While scholars may argue over the precise conditions of justification—the Washington Post mentioned historians’ estimates at a 1.7 million people died as a result of the Catholic crusades—most of the Church’s crusades failed to accomplish their goal. More conservative sources, such as the Intercollegiate Studies Institute, insist that the citation of “soldiers… with blood running up to their knees,” attributed to Raymond of Aguilers, was mere hyperbole.  

Regardless of the historical minutiae, the Crusades cannot be characterized  as being completely free from corruption or purely motivated by selfish, hateful reasons. Despite the mistreatment of Jews, Muslims and Orthodox Christians, the popes could not control the actions of every participant in the crusades–that much should be obvious. Nevertheless, why would a university that stresses historical appreciation and preservation pride itself upon the historical events–especially the Fourth Crusade–that resulted in the destruction and pillaging of invaluable cultural artifacts?

So, why does UD retain the divisive figure of Crusader as its mascot? Perhaps our university should take into account the way in which such a mascot is—and will be—perceived. Perhaps the UD Bubble shields its members from understanding just how critically most non-Catholics view the Crusades. While some Catholics view the Crusades as a necessary venture with some unintended consequences, most of the world views them as shameless, malicious atrocities. 

Although I dare not advocate for the submission to secular opinion upon every issue, perhaps the slightest bit of historical sensitivity would act in favor of UD—at least for the sake of public relations if nothing else. Symbolizing the athletic and academic prowess of UD students with a crusader is incongruous; it implies the glorification of a regrettable and unrepeatable decision on the part of the Church. 

If not the Crusaders, then what should our mascot be? Already the notable Groundhog has gained prominence as a beloved unofficial mascot. The fun-loving, friendly face would worthily serve as a substitution for the Crusader. 

Some might ask, “Wouldn’t that portray UD as silly and unimposing?” Perhaps, but other pro and college sports teams have similarly strange mascots. Western Kentucky University’s mascot is the “Hilltoppers” and the University of California-Santa Cruz’s is, I kid you not, “Sammy the Banana Slug.” 
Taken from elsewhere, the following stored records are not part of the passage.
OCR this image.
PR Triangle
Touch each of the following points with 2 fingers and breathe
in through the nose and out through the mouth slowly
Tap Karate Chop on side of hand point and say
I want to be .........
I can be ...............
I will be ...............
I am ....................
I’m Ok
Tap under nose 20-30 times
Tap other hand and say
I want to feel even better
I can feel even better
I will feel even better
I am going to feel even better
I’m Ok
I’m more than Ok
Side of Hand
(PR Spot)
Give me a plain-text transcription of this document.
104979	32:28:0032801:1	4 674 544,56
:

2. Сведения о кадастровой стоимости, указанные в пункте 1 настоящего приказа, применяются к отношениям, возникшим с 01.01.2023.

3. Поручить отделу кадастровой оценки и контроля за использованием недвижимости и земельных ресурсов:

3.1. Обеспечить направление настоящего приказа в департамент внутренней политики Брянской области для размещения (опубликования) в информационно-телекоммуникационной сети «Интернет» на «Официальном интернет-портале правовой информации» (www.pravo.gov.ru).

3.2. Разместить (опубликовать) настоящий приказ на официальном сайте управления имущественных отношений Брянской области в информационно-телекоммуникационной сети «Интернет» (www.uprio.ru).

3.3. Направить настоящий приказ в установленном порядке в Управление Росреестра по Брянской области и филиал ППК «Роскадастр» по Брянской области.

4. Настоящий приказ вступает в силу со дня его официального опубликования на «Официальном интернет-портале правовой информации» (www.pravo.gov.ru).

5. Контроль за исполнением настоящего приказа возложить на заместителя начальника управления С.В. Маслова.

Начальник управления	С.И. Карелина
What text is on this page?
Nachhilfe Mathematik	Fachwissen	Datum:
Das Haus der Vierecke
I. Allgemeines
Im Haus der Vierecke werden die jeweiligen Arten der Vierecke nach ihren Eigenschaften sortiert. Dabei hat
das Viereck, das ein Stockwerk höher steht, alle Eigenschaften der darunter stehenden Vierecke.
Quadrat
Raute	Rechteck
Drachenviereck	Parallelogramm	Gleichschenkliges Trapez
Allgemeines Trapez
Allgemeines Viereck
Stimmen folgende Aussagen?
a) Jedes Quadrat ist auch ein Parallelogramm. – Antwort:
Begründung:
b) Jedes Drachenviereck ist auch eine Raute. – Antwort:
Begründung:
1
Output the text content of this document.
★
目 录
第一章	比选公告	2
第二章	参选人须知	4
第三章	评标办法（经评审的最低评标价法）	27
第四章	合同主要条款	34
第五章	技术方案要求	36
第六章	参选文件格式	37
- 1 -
Contrary to cowering from our own shadows (pun intended), replacing the Crusader with the Groundhog would better reflect the identity and traditions that UD has developed since 1956. Rather than half-heartedly holding onto an inaccessible and arbitrary Crusader, we can fully embrace the Groundhog as a representative of our iconic Groundhog celebration and the unique nature of UD as a whole. 

Let’s shift the narrative, this time in our favor. Deus Vult!